Partiamo da quanto avete avuto modo di ridiscutere su teatro di Grotowsky nell’ultimo esame svolto. Attore denudato dalle sovrastrutture tipiche delle finzione teatrale; che si offre nel sacrificio della “rappresentazione”, nello speciale sacerdozio ”laico”, dove apparirà vestito unicamente della propria autenticità, nel rapporto sacro con lo spettatore; atto responsabilizzante, perché non è mai facile spogliarsi e qui, se lo si fa, si deve essere consapevoli di quali abiti prestati dal copione si hanno indosso.

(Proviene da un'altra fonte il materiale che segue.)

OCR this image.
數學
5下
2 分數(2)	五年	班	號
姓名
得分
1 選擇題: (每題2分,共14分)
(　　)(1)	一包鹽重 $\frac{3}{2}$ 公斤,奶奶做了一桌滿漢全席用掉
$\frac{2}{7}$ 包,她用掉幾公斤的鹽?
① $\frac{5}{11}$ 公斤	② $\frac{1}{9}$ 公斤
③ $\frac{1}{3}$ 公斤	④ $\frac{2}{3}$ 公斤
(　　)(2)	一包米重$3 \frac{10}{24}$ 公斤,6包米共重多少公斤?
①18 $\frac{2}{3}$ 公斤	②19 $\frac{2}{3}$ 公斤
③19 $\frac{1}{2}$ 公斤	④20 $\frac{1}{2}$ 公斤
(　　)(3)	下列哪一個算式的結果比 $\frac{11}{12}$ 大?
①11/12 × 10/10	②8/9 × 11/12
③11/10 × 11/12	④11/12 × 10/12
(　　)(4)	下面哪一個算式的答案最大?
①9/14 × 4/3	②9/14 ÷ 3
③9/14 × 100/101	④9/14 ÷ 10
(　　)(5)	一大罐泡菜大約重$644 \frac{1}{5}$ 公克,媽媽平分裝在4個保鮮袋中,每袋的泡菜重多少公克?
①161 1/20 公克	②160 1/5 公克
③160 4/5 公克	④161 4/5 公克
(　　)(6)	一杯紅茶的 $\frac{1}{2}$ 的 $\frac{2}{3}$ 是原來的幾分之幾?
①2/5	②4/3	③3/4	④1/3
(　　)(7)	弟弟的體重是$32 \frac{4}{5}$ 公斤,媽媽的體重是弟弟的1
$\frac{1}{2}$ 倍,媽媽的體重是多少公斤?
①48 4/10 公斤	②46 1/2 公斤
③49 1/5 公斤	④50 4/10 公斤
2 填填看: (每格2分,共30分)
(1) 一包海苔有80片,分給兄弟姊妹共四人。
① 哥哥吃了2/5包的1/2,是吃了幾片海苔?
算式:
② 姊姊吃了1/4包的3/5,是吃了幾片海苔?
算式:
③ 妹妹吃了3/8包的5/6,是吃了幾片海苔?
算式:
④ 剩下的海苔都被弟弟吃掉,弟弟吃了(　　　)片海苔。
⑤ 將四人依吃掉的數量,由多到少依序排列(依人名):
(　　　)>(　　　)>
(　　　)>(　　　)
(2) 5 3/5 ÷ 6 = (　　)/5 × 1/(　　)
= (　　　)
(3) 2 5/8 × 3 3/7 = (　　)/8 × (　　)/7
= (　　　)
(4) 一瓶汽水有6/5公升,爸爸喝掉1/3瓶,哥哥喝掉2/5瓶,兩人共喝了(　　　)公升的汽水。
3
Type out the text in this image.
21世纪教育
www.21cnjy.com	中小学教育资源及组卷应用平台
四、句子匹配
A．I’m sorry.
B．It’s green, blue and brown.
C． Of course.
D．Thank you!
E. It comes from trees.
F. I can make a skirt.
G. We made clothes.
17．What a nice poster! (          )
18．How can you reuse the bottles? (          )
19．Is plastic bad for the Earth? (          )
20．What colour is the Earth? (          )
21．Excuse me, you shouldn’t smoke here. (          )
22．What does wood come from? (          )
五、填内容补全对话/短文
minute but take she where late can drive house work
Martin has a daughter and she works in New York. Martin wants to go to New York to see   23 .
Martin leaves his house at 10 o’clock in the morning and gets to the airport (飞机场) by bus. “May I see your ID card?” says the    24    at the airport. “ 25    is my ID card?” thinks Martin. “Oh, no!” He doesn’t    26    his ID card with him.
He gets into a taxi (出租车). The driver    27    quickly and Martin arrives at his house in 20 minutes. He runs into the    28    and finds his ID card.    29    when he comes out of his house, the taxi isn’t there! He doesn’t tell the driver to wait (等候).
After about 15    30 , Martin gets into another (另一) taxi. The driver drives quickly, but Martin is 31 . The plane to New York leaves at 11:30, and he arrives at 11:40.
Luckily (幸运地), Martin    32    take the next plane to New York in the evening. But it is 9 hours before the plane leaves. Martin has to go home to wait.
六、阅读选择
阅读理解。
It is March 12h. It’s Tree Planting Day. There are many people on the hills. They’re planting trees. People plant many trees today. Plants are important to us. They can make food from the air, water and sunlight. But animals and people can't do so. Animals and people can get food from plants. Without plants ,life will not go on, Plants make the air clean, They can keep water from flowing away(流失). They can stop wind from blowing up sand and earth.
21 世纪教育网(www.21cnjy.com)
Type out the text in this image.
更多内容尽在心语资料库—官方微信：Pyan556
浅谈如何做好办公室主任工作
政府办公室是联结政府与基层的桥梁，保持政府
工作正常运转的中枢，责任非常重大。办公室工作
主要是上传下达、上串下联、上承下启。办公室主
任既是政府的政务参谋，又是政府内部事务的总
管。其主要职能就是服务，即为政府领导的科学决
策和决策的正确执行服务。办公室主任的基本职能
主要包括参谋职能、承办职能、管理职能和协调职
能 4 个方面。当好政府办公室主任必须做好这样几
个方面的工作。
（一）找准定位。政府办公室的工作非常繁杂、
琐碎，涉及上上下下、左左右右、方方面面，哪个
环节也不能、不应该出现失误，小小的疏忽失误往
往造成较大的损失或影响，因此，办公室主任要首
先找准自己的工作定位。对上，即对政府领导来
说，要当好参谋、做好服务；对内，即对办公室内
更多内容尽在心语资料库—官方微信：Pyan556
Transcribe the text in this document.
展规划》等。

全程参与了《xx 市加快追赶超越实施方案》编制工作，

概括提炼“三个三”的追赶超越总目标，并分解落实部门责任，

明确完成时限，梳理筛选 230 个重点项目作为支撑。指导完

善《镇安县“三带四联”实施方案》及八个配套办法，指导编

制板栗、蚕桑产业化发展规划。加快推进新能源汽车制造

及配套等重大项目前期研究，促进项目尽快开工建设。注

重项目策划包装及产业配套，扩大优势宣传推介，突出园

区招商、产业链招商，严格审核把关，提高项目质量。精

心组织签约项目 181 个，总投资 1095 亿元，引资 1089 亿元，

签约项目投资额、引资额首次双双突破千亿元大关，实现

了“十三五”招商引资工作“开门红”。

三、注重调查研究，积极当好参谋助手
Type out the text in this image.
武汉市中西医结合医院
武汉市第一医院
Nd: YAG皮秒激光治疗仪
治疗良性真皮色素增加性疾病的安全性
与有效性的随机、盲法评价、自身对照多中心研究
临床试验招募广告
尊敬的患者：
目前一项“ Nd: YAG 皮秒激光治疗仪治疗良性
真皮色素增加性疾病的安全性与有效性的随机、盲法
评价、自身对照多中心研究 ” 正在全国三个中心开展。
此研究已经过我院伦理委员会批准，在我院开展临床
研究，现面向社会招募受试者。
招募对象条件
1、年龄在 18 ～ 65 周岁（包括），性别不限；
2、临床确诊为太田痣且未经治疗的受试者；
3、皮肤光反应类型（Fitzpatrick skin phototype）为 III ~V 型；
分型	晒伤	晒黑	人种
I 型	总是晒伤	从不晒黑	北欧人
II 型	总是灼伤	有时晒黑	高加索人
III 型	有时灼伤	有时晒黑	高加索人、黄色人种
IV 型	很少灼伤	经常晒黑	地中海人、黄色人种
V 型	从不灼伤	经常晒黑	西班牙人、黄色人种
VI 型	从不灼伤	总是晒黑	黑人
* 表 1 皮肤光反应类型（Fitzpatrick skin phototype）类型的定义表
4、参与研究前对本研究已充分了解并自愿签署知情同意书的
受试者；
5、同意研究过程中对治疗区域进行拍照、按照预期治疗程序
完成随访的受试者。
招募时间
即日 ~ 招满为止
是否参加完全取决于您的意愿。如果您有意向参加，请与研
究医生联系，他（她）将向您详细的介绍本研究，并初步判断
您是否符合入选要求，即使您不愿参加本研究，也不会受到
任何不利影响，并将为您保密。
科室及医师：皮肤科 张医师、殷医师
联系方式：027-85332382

Arriviamo alla drammaterapia, dove la “nudità” assume una valenza ancora differente: l’interprete può arrivare a quella attraverso il passaggio in panni differenti, nella ricerca sempre rischiosa di un equilibrio che non esiste, ma è funzionale alla scoperta di cosa non si è e può essere ancora: la risorsa. Attore e personaggio nel dialogo silenzioso od espresso, intellegibile od incoscio, tra le diverse polarità di sentimenti, reazioni e pensieri; catarsi nel superamento del “chiasso” nevrotico del conflitto, per la riassunzione di posizioni responsabili, consapevoli di quanto sta avvenendo, è avvenuto e, probabilmente, avverrà…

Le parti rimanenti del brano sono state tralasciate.